I'm glad to help out anyone who is going down this path. Developing on Jetspeed is far more productive than fighting with WPS.

Regards

Ron


----- Original Message ----- From: "Ate Douma" <[email protected]>
To: "Jetspeed Users List" <[email protected]>
Sent: Tuesday, September 15, 2009 7:34 PM
Subject: Re: deploy tools


blog s2o.bcn wrote:
I'm developing/deploying portlets in jetspeed with the wtp eclipse plugin,
with an easy solution that I didn't see before, and that can integrate
closely eclipse wtp with jetspeed.

 You can see here:
http://s2o-bcn.blogspot.com/2009/08/developing-portlets-using-eclipse-part.html

a detailed explanation.

May this could be helpful for someone...

Nice blog.

One thing I noticed is that you only reference the portlet 1.0 tld in your web.xml. As long as you only develop JSR-168 portlets that fine, but as Jetspeed 2.2 also supports JSR-286/Portlet 2.0, you might want to include the following just to be sure:

  <taglib>
    <taglib-uri>http://java.sun.com/portlet_2_0</taglib-uri>
    <taglib-location>/WEB-INF/tld/portlet_2_0.tld</taglib-location>
  </taglib>

Note: if you do the above, you should also add the portlet_2.0.tld file to your WTP project (just like the JSR-186 portlet.tld).

And related to that, you might want to mention in you blog that these portlet tld(s) are portal/portlet-container specific. If you migrate your build to another portal/portlet-container these portlet tld(s) will have to be migrated as well. Jetspeed 2.2 uses the Pluto portlet tld(s), which won't work if you move to say WebSphere Portal (if you Jetspeed on plain WAS however it would be fine though). The Jetspeed runtime deployment (or alternatively buildtime/command-line pre-processing) of standard portlet applications will take care of these specifics, including injecting the JetspeedContainerServlet and portlet tld(s) in your web.xml. Doing that hard coded in your project is fine for sure as long as you are aware of the above :)

Regards,

Ate



a10
Sergi


2009/9/14 Christine <[email protected]>

Ate Douma wrote:

Christine wrote:

Ate Douma wrote:

Christine wrote:

The mvn script for building my project was complaining about
deploy-tools:
 >[INFO] Trace
 >org.apache.maven.BuildFailureException: Compilation failure
 >error: error reading
/home/christine/.m2/repository/org/apache/portals/jetspeed-2/jetspeed-deploy-tools/2.2.0/jetspeed-deploy-tools-2.2.0.jar;
error >in opening zip file
 >
 >    at
org.apache.maven.lifecycle.DefaultLifecycleExecutor.executeGoals(DefaultLifecycleExecutor.java:579)

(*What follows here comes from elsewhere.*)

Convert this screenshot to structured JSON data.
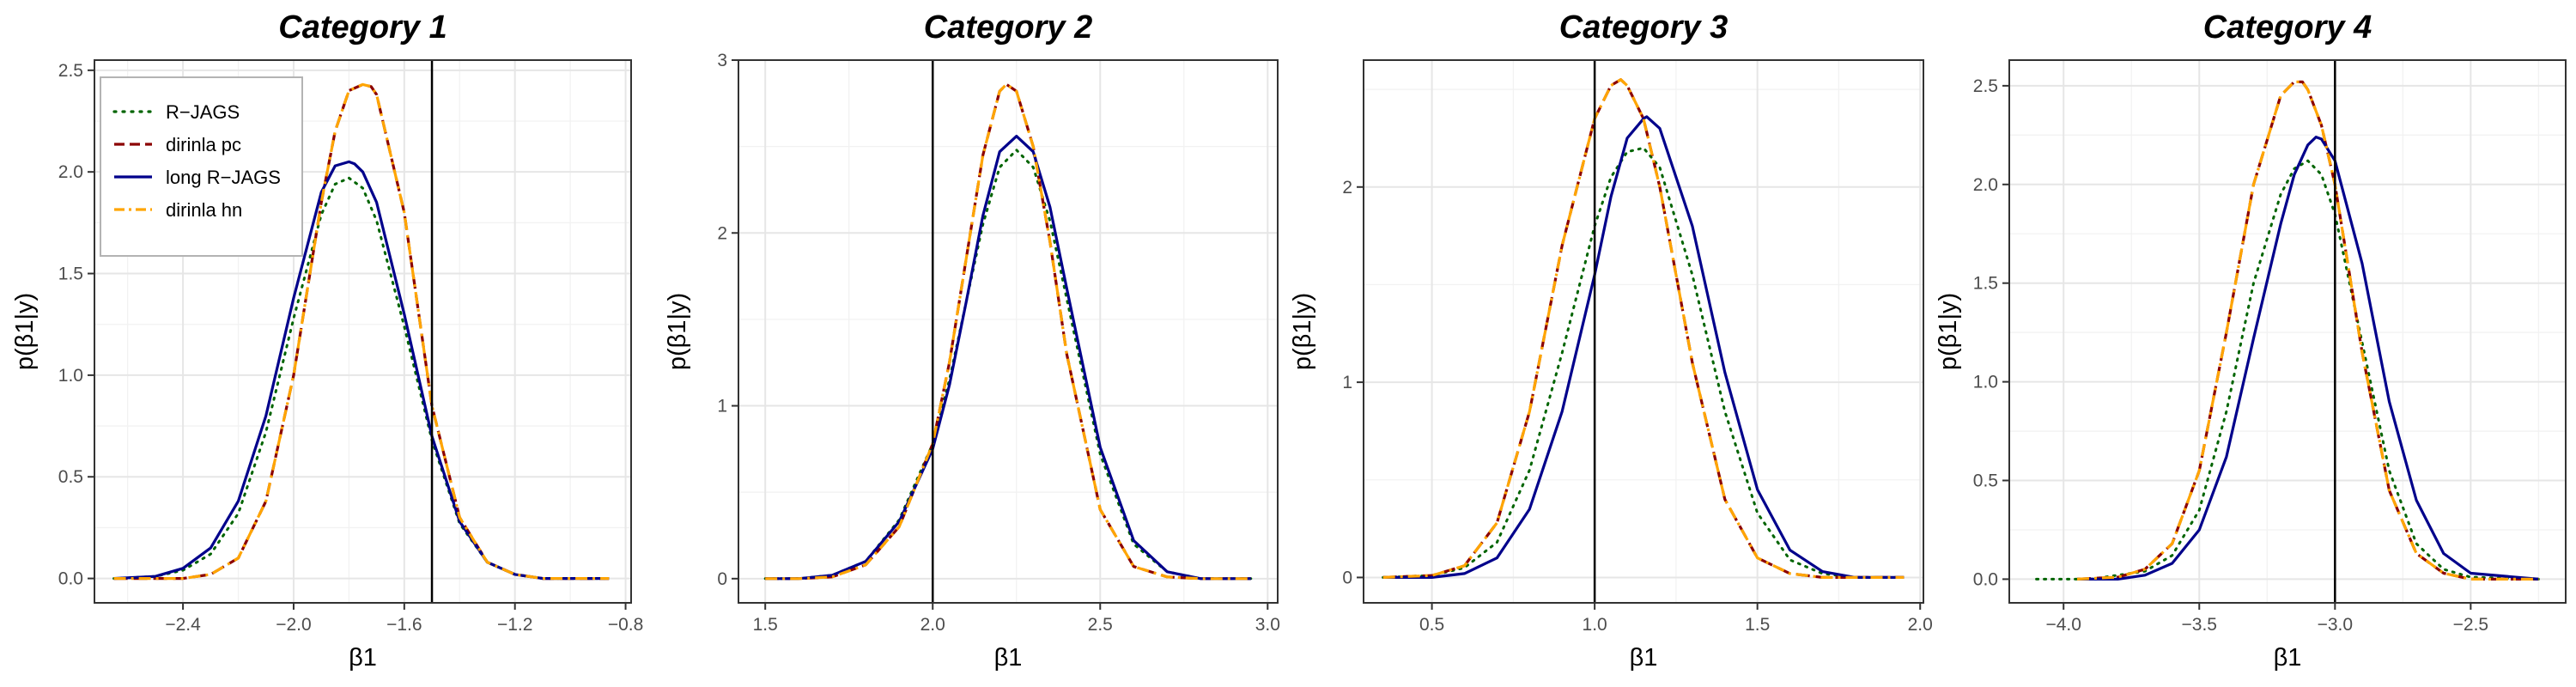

The pom.xml says "version 2.2.0" but the file that's downloaded says
"jetspeed-deploy-tools-2.2".

Hi Christine,

What do you mean by "says"?

The pom file in the same directory as the jar file contains
<version>2.2.0</version>.

Right.
But where is the "2.2" without the ".0" mentioned, or are you saying that
the the file in your local repository itself is named
jetspeed-deploy-tools-2.2.jar?

yes. I manually replaced the 2.2 file with a 2.2.0 file.


--
dagdag is just a two-character rotation of byebye.